I agree there’s a problem where rationalism feels prone to “being a subculture”, and there is a need to guard against that somehow. But I don’t think the “aspiring” thing is the way to go about it.
I love your observations here. The quality of grounding in a clear intuition here.
I don’t think you can avoid the subculture thing. The discipline doesn’t exist in a void the way math kind of does. Unless & until you can actually define the practice of rationality, there’s no clear dividing line between the social scene and the set of people who practice the discipline. No clear analogue to “actually playing a guitar”.
Like, I think I follow your intuition, but consider:
I’m reasonably sure a lot of people here would consider me a great example of a non-rationalist. Lots of folk told me that to my face while I worked at CFAR. But the above describes me to an utter T. I’m just doing it in a way that the culture here doesn’t approve of and thinks is pretty nutty. Which is fine. I think the culture here is doing its “truth-seeking” in a pretty nutty way too. Y’all are getting great results predicting Covid case numbers, and I’m getting great results guiding people to cure their social anxiety and depression. To each their own.
I think what you’re talking about is way, way more of an aesthetic than you might realize.
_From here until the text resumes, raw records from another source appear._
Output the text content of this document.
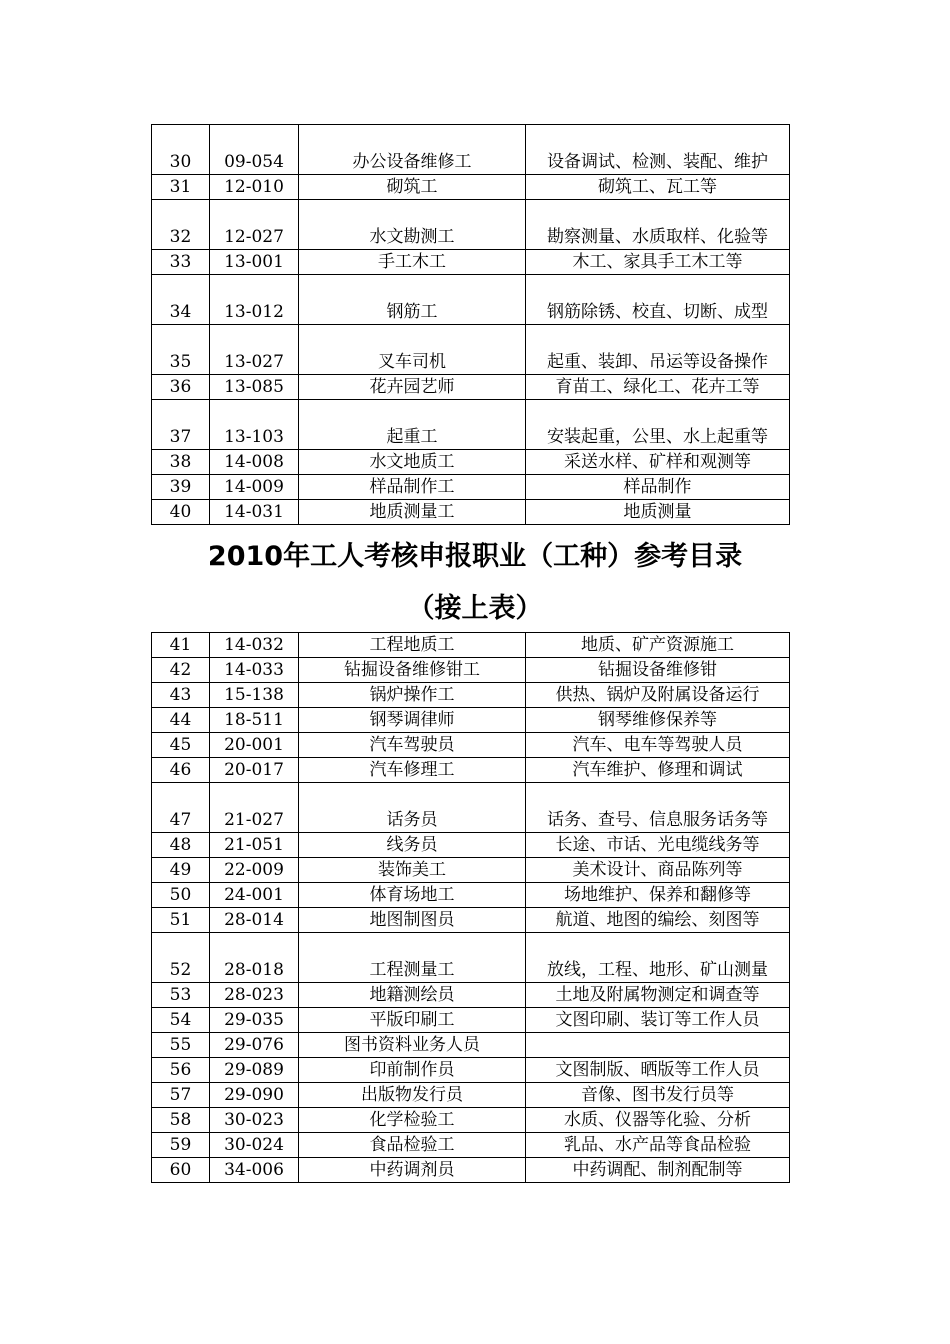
30	09-054	办公设备维修工	设备调试、检测、装配、维护
31	12-010	砌筑工	砌筑工、瓦工等
32	12-027	水文勘测工	勘察测量、水质取样、化验等
33	13-001	手工木工	木工、家具手工木工等
34	13-012	钢筋工	钢筋除锈、校直、切断、成型
35	13-027	叉车司机	起重、装卸、吊运等设备操作
36	13-085	花卉园艺师	育苗工、绿化工、花卉工等
37	13-103	起重工	安装起重，公里、水上起重等
38	14-008	水文地质工	采送水样、矿样和观测等
39	14-009	样品制作工	样品制作
40	14-031	地质测量工	地质测量
2010年工人考核申报职业（工种）参考目录
（接上表）
41	14-032	工程地质工	地质、矿产资源施工
42	14-033	钻掘设备维修钳工	钻掘设备维修钳
43	15-138	锅炉操作工	供热、锅炉及附属设备运行
44	18-511	钢琴调律师	钢琴维修保养等
45	20-001	汽车驾驶员	汽车、电车等驾驶人员
46	20-017	汽车修理工	汽车维护、修理和调试
47	21-027	话务员	话务、查号、信息服务话务等
48	21-051	线务员	长途、市话、光电缆线务等
49	22-009	装饰美工	美术设计、商品陈列等
50	24-001	体育场地工	场地维护、保养和翻修等
51	28-014	地图制图员	航道、地图的编绘、刻图等
52	28-018	工程测量工	放线，工程、地形、矿山测量
53	28-023	地籍测绘员	土地及附属物测定和调查等
54	29-035	平版印刷工	文图印刷、装订等工作人员
55	29-076	图书资料业务人员	
56	29-089	印前制作员	文图制版、晒版等工作人员
57	29-090	出版物发行员	音像、图书发行员等
58	30-023	化学检验工	水质、仪器等化验、分析
59	30-024	食品检验工	乳品、水产品等食品检验
60	34-006	中药调剂员	中药调配、制剂配制等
Like, what are you really using to detect who is and isn’t “actually a goddamn rationalist”? My guess is it’s more of a gut sense that you then try to examine upon reflection.
Is Elon Musk “actually a goddamn rationalist”? He sure seems to care about what’s true and about being effective in the world. But I’m guessing he somehow lands as less of a central example than Oli or Eliezer do. If so, why?
If Elon doesn’t do it for you, insert some other successful smart person who mysteriously doesn’t gut-ping as “actually a goddamn rationalist”.
If I’m way off here, I’d actually be pretty interested in knowing that. Because I’d find that illuminating as to what you mean by rationalism.
But if I’m basically right, then you’re not going to separate the discipline from the social scene with a term. You’ll keep seeing social status and perception of skill conflated. Not exactly overlapping, but muddled nonetheless.